Hello Tableau Community,
I am currently working on Tableau Server and encountering issues with long-running extract refreshes timing out. I understand that settings such as
backgrounder.timeout_tasks
and
backgrounder.querylimit
might be relevant, but I am having difficulty verifying or adjusting these values.
Here are the steps I have tried so far:
- I ran the following command to check the timeout settings:
tsm configuration get -k backgrounder.timeout_tasks
However, I didn’t get a numerical value; instead, I received a list of available keys.

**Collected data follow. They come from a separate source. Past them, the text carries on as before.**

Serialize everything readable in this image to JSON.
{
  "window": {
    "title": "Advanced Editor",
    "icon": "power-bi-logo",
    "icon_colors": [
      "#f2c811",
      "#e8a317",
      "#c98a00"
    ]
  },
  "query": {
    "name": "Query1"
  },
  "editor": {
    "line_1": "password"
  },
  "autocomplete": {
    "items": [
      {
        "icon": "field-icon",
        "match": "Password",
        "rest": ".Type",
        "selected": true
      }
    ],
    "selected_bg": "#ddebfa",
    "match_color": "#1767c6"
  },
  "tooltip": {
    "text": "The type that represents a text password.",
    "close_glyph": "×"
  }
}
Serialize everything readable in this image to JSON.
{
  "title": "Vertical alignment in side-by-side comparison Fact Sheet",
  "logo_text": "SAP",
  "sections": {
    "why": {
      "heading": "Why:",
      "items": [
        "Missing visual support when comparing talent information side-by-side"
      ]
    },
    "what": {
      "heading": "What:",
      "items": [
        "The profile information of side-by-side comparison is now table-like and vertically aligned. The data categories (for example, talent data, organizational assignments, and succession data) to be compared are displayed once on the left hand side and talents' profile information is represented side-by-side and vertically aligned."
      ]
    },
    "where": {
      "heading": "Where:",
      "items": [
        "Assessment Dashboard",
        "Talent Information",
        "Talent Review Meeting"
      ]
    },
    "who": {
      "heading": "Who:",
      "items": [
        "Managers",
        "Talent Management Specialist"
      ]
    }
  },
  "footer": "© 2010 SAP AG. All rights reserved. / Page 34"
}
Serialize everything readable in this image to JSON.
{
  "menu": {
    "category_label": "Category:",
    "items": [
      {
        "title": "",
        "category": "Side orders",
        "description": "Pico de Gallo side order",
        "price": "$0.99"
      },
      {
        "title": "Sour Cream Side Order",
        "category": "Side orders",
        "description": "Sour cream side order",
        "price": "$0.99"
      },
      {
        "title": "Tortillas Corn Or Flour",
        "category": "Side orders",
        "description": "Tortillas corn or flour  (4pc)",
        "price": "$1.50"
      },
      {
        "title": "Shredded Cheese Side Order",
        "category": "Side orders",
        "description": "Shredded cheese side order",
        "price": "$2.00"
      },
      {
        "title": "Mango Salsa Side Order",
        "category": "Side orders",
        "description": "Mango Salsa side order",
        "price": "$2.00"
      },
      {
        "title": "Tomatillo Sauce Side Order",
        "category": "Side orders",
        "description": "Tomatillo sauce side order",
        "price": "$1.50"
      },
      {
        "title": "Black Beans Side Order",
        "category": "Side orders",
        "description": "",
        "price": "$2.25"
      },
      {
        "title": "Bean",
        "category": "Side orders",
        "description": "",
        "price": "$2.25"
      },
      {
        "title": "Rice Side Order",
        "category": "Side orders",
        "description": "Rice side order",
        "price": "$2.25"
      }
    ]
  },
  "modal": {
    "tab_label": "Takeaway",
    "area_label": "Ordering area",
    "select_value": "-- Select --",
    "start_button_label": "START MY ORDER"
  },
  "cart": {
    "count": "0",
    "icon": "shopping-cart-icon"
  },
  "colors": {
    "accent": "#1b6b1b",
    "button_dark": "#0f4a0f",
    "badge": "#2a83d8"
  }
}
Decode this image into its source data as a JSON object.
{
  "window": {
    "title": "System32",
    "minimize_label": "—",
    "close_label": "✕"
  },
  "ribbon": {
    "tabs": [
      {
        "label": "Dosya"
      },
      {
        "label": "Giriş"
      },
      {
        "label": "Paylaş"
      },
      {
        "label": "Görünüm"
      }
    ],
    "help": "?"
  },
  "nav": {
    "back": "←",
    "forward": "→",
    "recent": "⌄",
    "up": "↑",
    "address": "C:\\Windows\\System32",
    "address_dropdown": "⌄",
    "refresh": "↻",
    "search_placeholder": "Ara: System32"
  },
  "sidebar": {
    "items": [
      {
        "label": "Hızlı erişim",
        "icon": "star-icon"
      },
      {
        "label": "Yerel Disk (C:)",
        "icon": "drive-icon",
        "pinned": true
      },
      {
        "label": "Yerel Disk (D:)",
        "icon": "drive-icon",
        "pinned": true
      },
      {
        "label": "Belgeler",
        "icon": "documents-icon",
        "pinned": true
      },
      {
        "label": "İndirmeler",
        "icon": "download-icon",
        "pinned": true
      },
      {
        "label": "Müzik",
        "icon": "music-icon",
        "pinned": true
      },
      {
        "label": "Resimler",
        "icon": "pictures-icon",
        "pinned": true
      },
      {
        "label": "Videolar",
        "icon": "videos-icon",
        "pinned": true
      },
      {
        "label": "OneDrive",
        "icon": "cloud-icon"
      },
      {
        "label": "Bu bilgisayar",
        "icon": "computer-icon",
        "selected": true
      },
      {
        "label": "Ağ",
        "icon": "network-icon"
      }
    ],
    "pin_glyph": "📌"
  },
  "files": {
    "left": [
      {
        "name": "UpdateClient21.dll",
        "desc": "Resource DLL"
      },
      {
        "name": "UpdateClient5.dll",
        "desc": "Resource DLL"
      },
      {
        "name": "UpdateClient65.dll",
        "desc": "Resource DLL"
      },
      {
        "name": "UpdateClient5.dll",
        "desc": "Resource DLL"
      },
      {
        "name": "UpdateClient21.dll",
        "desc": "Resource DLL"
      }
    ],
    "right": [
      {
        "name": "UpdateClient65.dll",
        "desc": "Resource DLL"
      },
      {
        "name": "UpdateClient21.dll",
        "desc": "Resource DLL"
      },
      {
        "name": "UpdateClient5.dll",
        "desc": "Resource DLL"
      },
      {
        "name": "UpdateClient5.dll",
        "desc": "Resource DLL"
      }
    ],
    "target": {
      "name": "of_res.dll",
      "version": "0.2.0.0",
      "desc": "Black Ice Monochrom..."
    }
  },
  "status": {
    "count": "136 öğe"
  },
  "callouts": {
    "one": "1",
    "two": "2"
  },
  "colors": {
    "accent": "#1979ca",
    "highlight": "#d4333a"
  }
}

I tried setting new values for backgrounder.timeout_tasks and backgrounder.querylimit using the following commands:
tsm configuration set -k backgrounder.timeout_tasks -v 28800
tsm configuration set -k backgrounder.querylimit -v 7200
After applying the changes and restarting Tableau Server, I still couldn’t verify whether the new timeout settings were applied.
Here are my specific questions:
- How can I verify the current timeout values for backgrounder.timeout_tasks and backgrounder.querylimit on Tableau Server?
- Is there a step-by-step guide or a resource (e.g., video or documentation) that demonstrates these configurations live?
- Could there be other settings or external factors (e.g., database timeouts or network issues) that are affecting the extract refreshes?
Any guidance, best practices, or resources to address these issues would be greatly appreciated. Thank you in advance!
Best regards,
Nihar Dattani
Hi @Nihar Dattani, you most likely broke something along the way because backgroundertimeouttasks is meant to be a list of backgrounder types not a timeout integer value.
https://help.tableau.com/current/server/en-us/cli_configuration-set_tsm.htm#backgroundertimeouttasks
So restore it with tsm configuration set -k backgrounder.timeout_tasks -d and re-apply pending changes.
The types listed there are controlling the involvement of key
"tsm configuration get -k backgrounder.extra_timeout_in_seconds" which is the number of seconds beyond the query limit before a task is canceled. So also tasks like subscriptions, acceleration etc...
For extract refresh, you were already right with backgrounder.querylimit.
Yes indeed, a timeout could also from any end point along the way to your database, so Tableau Server timeout, ODBC or JDBC configured timeout, Reverse Proxy or Load Balancer timeout if involved on the way to your Database Cluster, and finally Database Server Timeout.